Em resposta, ela simplesmente sorriu de novo, apanhou o chador e atravessou a sala correndo com vivacidade em direção à cozinha.
Inquieto, Lochart ficou olhando o fogo, tentando pôr em ordem seus argumentos, sem querer impor-lhe nada. Mas eu o farei, se for obrigado. Meu Deus, tantos problemas. Charlie desaparecido, Kowiss numa confusão, Kyabi assassinado, e Xarazade no meio de um conflito! Ela é louca! Que absurdo se arriscar dessa maneira! Se eu a perdesse, morreria. Meu Deus, seja quem for, esteja onde estiver, proteja-a...
A sala era grande. No extremo oposto ficava a mesa e doze cadeiras. Geralmente usavam a sala à maneira iraniana, sentados no chão, com uma toalha aberta para os pratos, encostados em almofadas. Raramente usavam sapatos e nunca saltos que pudessem estragar os grossos tapetes. Havia cinco quartos, três banheiros, duas salas de estar — uma usada por eles, ou quando tinham companhia, a outra, muito menor, no outro extremo do apartamento, era, segundo o costume, para ela ficar quando ele tivesse que discutir negócios ou quando ela recebesse a visita da irmã, das amigas ou de outros parentes, para que pudessem conversar sem perturbá-lo. Em volta de Xarazade havia sempre movimento, a família estava sempre por perto, crianças, babás — exceto depois do pôr-do-sol, embora com freqüência parentes ou amigos se hospedassem lá.
Ele nunca se importou, pois eles eram uma família alegre e unida. Também fazia parte do acordo com o pai dela que ele aprenderia pacientemente os costumes do Irã, viveria pacientemente, segundo os costumes do Irã, por três anos e um dia. Então poderia escolher morar fora do Irã com Xarazade, por algum tempo, se precisasse.

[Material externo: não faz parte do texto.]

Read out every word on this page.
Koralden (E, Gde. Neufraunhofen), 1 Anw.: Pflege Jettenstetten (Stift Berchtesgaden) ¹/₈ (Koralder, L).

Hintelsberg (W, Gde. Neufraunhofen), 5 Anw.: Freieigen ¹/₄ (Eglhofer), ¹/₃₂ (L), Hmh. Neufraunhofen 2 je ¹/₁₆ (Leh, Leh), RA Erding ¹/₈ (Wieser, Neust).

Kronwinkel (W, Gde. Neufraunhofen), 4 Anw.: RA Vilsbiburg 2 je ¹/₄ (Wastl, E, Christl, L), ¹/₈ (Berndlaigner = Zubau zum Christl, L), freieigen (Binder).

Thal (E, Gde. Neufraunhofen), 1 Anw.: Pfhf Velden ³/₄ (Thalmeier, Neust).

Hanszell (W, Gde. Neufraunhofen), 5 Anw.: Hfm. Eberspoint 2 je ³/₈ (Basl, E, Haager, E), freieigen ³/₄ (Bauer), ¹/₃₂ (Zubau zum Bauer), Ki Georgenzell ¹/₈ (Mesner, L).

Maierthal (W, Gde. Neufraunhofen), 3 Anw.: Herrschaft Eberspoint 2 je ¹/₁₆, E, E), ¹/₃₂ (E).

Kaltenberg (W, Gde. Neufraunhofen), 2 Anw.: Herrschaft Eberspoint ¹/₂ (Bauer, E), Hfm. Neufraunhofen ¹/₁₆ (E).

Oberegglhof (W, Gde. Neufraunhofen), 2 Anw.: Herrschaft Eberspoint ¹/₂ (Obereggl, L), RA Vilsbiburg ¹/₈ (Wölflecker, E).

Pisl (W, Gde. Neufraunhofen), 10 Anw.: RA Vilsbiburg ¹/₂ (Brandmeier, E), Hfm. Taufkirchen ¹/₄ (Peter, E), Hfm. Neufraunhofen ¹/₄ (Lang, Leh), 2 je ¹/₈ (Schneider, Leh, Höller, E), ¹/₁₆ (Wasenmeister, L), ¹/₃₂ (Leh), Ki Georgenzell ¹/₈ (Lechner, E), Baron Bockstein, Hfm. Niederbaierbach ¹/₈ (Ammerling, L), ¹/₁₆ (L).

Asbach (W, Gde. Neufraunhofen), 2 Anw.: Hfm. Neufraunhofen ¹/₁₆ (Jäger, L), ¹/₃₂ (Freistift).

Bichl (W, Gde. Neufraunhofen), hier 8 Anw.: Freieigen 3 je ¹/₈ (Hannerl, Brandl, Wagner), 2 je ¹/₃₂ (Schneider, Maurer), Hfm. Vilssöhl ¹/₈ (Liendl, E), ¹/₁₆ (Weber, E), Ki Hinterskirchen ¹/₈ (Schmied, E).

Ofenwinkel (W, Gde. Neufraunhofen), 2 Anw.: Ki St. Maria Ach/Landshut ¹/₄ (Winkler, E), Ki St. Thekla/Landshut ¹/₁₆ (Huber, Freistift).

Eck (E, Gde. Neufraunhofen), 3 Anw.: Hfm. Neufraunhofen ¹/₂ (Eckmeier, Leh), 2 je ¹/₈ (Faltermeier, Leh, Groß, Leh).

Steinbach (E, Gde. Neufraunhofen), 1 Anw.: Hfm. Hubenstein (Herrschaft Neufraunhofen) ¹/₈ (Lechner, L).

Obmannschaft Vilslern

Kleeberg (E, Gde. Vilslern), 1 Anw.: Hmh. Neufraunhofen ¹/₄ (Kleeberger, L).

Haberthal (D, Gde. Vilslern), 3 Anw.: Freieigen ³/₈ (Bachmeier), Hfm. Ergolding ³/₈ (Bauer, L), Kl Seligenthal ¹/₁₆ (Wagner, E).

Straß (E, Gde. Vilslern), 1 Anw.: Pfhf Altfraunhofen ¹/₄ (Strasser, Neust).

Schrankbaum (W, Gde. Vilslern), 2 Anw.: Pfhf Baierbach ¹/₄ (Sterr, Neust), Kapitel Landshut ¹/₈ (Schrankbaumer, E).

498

— Porque então — seu pai, Jared Bakravan, dissera gentilmente —, com a ajuda do Verdadeiro Deus e do Profeta de Deus, que suas palavras possam viver para sempre, então você já terá sabedoria suficiente para fazer a escolha correta, pois com certeza vocês já terão filhos e filhas, porque apesar da minha filha ser magra, divorciada e ainda não ter filhos, não acho que ela seja estéril.
— Mas ela ainda é tão jovem. Podemos achar que ainda é muito cedo para ter filhos.
— Nunca é cedo demais — dissera Bakravan com severidade. — Os Livros Sagrados são muito claros. Uma mulher precisa de filhos. Um lar precisa de crianças. Sem filhos, uma mulher segue caminhos fúteis. Este é o maior problema da minha amada Xarazade, nenhum filho. Alguns hábitos modernos eu aprovo. Outros não.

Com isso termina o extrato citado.